De acordo com Agostini, a inflação tende a ficar acima da meta porque é estruturalmente alta. E, como a economia é muito indexada, dificilmente as futuras metas, que são decrescentes, serão cumpridas. "A inflação estrutural é elevada e os preços indexados fazem com que, no mínimo, uma alta de 2% do IPCA esteja contratada; o restante é estrutural", avalia.

Carlos Thadeu de Freitas Gomes, ex-diretor do BC e economista-chefe da Confederação Nacional do Comércio de Bens, Serviços e Turismo (CNC), acredita que o IPCA, em 2022, deverá ficar entre 5,5% e 6%, mas não descarta um percentual maior. "O juro real tende a ficar acima de 6%, o que vai ser bastante desafiador para a economia crescer", alerta.

A economista-chefe do Credit Suisse no Brasil, Solange Srour, prevê queda de 0,5% no Produto Interno Bruto (PIB) e inflação de 6% neste ano. Ela faz um alerta para a inércia inflacionária devido, principalmente, à deterioração na área fiscal. "Mesmo com a desaceleração da economia, será difícil para a inflação retroceder em 2022", frisa. A economista não poupa críticas ao abandono da âncora fiscal após a mudança no cálculo do teto de gastos, que foi ampliado em mais de R$ 60 bilhões. Agora, diz, será um "desafio enorme" para o governo recuperar o discurso da consolidação fiscal em pleno ano de eleições.

Analistas avaliam que a inflação seguirá persistente devido a reajustes que devem ocorrer logo no início do ano, como tributos, tarifas de transporte público e mensalidades escolares, e à manutenção, até abril, da bandeira tarifária de escassez hídrica — que adiciona R$ 14,20 na conta de luz a cada 100 kWh consumidor. A energia, como os combustíveis, têm pesado no orçamento familiar, corroendo o poder de compra dos brasileiros.

Difusão

"Como as indústrias são os maiores consumidores de energia, a difusão é elevada e a inflação, persistente", alerta o economista André Braz, pesquisador do Instituto Brasileiro de Economia da Fundação Getulio Vargas (FGV Ibre).

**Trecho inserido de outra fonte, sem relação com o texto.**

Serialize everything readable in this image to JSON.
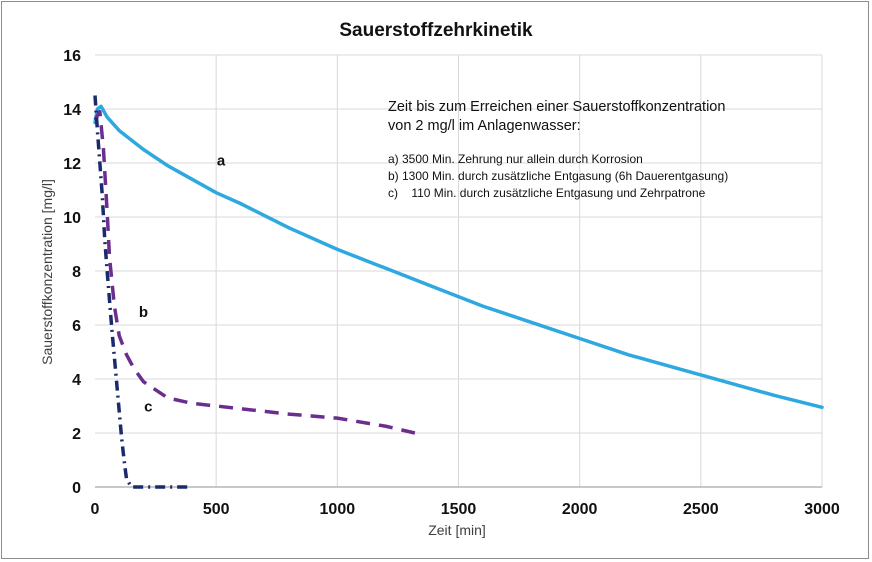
{
  "chart_data": {
    "type": "line",
    "title": "Sauerstoffzehrkinetik",
    "xlabel": "Zeit [min]",
    "ylabel": "Sauerstoffkonzentration [mg/l]",
    "xlim": [
      0,
      3000
    ],
    "ylim": [
      0,
      16
    ],
    "xticks": [
      0,
      500,
      1000,
      1500,
      2000,
      2500,
      3000
    ],
    "yticks": [
      0,
      2,
      4,
      6,
      8,
      10,
      12,
      14,
      16
    ],
    "xtick_labels": [
      "0",
      "500",
      "1000",
      "1500",
      "2000",
      "2500",
      "3000"
    ],
    "ytick_labels": [
      "0",
      "2",
      "4",
      "6",
      "8",
      "10",
      "12",
      "14",
      "16"
    ],
    "grid": true,
    "legend": "none",
    "series": [
      {
        "name": "a",
        "style": "solid",
        "color": "#2ea8e0",
        "x": [
          0,
          10,
          25,
          50,
          100,
          200,
          300,
          400,
          500,
          600,
          800,
          1000,
          1200,
          1400,
          1600,
          1800,
          2000,
          2200,
          2400,
          2600,
          2800,
          3000
        ],
        "y": [
          13.5,
          14.0,
          14.1,
          13.7,
          13.2,
          12.5,
          11.9,
          11.4,
          10.9,
          10.5,
          9.6,
          8.8,
          8.1,
          7.4,
          6.7,
          6.1,
          5.5,
          4.9,
          4.4,
          3.9,
          3.4,
          2.95
        ]
      },
      {
        "name": "b",
        "style": "dashed",
        "color": "#6b2e8f",
        "x": [
          0,
          20,
          35,
          50,
          60,
          80,
          100,
          130,
          160,
          200,
          300,
          400,
          600,
          800,
          1000,
          1200,
          1320
        ],
        "y": [
          13.6,
          13.9,
          12.5,
          10.2,
          8.5,
          6.7,
          5.6,
          4.9,
          4.4,
          3.9,
          3.3,
          3.1,
          2.9,
          2.7,
          2.55,
          2.25,
          2.0
        ]
      },
      {
        "name": "c",
        "style": "dash-dot",
        "color": "#1a2a6c",
        "x": [
          0,
          10,
          20,
          30,
          40,
          50,
          60,
          70,
          80,
          90,
          100,
          110,
          120,
          130,
          150,
          170,
          200,
          250,
          300,
          350,
          400
        ],
        "y": [
          14.5,
          13.2,
          12.0,
          10.8,
          9.2,
          8.0,
          6.9,
          5.8,
          4.8,
          3.8,
          2.8,
          1.8,
          1.0,
          0.3,
          0.0,
          0.0,
          0.0,
          0.0,
          0.0,
          0.0,
          0.0
        ]
      }
    ],
    "labels": [
      {
        "text": "a",
        "x": 520,
        "y": 11.9
      },
      {
        "text": "b",
        "x": 200,
        "y": 6.3
      },
      {
        "text": "c",
        "x": 220,
        "y": 2.8
      }
    ],
    "annotation": {
      "header_line1": "Zeit bis zum Erreichen einer Sauerstoffkonzentration",
      "header_line2": "von 2 mg/l im Anlagenwasser:",
      "items": [
        "a) 3500 Min. Zehrung nur allein durch Korrosion",
        "b) 1300 Min. durch zusätzliche Entgasung (6h Dauerentgasung)",
        "c)    110 Min. durch zusätzliche Entgasung und Zehrpatrone"
      ]
    }
  }
}
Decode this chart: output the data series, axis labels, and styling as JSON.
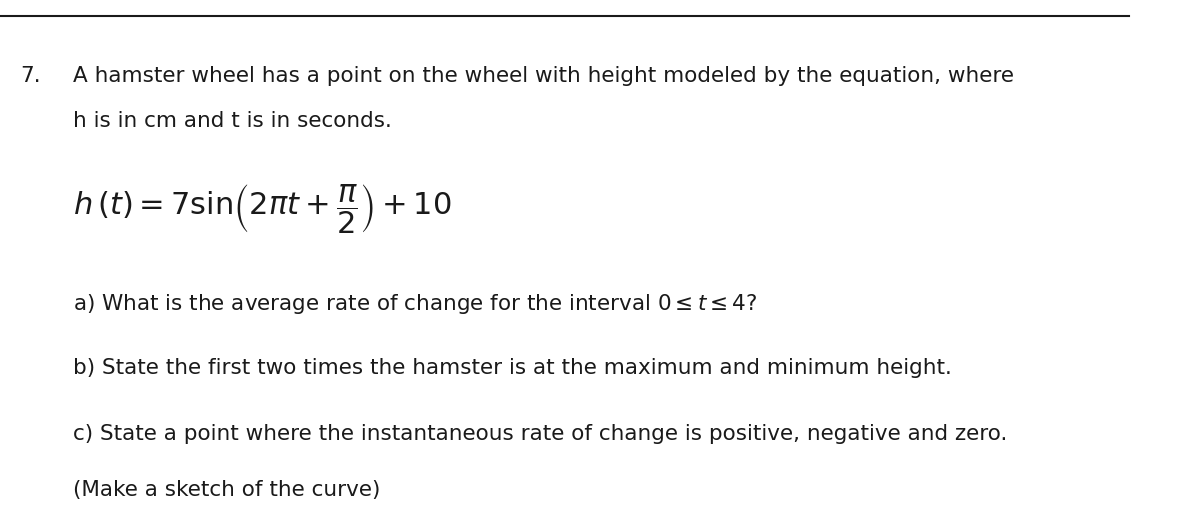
{
  "background_color": "#ffffff",
  "number_label": "7.",
  "line1": "A hamster wheel has a point on the wheel with height modeled by the equation, where",
  "line2": "h is in cm and t is in seconds.",
  "equation_latex": "$h\\,(t) = 7\\sin\\!\\left(2\\pi t + \\dfrac{\\pi}{2}\\right) + 10$",
  "part_a": "a) What is the average rate of change for the interval $0 \\leq t \\leq 4$?",
  "part_b": "b) State the first two times the hamster is at the maximum and minimum height.",
  "part_c1": "c) State a point where the instantaneous rate of change is positive, negative and zero.",
  "part_c2": "(Make a sketch of the curve)",
  "text_color": "#1a1a1a",
  "font_size_body": 15.5,
  "font_size_eq": 22
}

Segundo dados do IBGE, o preço da gasolina disparou 50,78% em 12 meses e o do etanol, 69,40%. A energia elétrica subiu 31,87% no mesmo período. Esses números mostram que a inflação de 2021 é mais reflexo da alta dos preços administrados do que do aumento da demanda, pois as projeções de crescimento do PIB em 2021, que chegaram a ficar acima de 5%, recuaram para 4,51%. E, para 2022, as previsões não são nada animadoras.

"Tem muito preço que será orientado pela inflação de 2021, como mensalidades escolares, salários, contratos de locação, que devem dificultar uma desaceleração da inflação para a meta", afirma Braz. Essa conta, inclui, ainda, aumento nas passagens de ônibus urbanos.

"O único alento é que o volume de chuvas recente pode fazer o preço da energia recuar a partir de maio, quando está prevista a mudança do patamar da bandeira tarifária. Mas, como a energia é custo para o setor de serviços, e com os juros em alta, o ambiente de incerteza não deverá atrair muito investimento", destaca o especialista da FGV. Para ele, a alta dos juros nos Estados Unidos também ajudará na saída de investimentos de mercados emergentes, como o Brasil.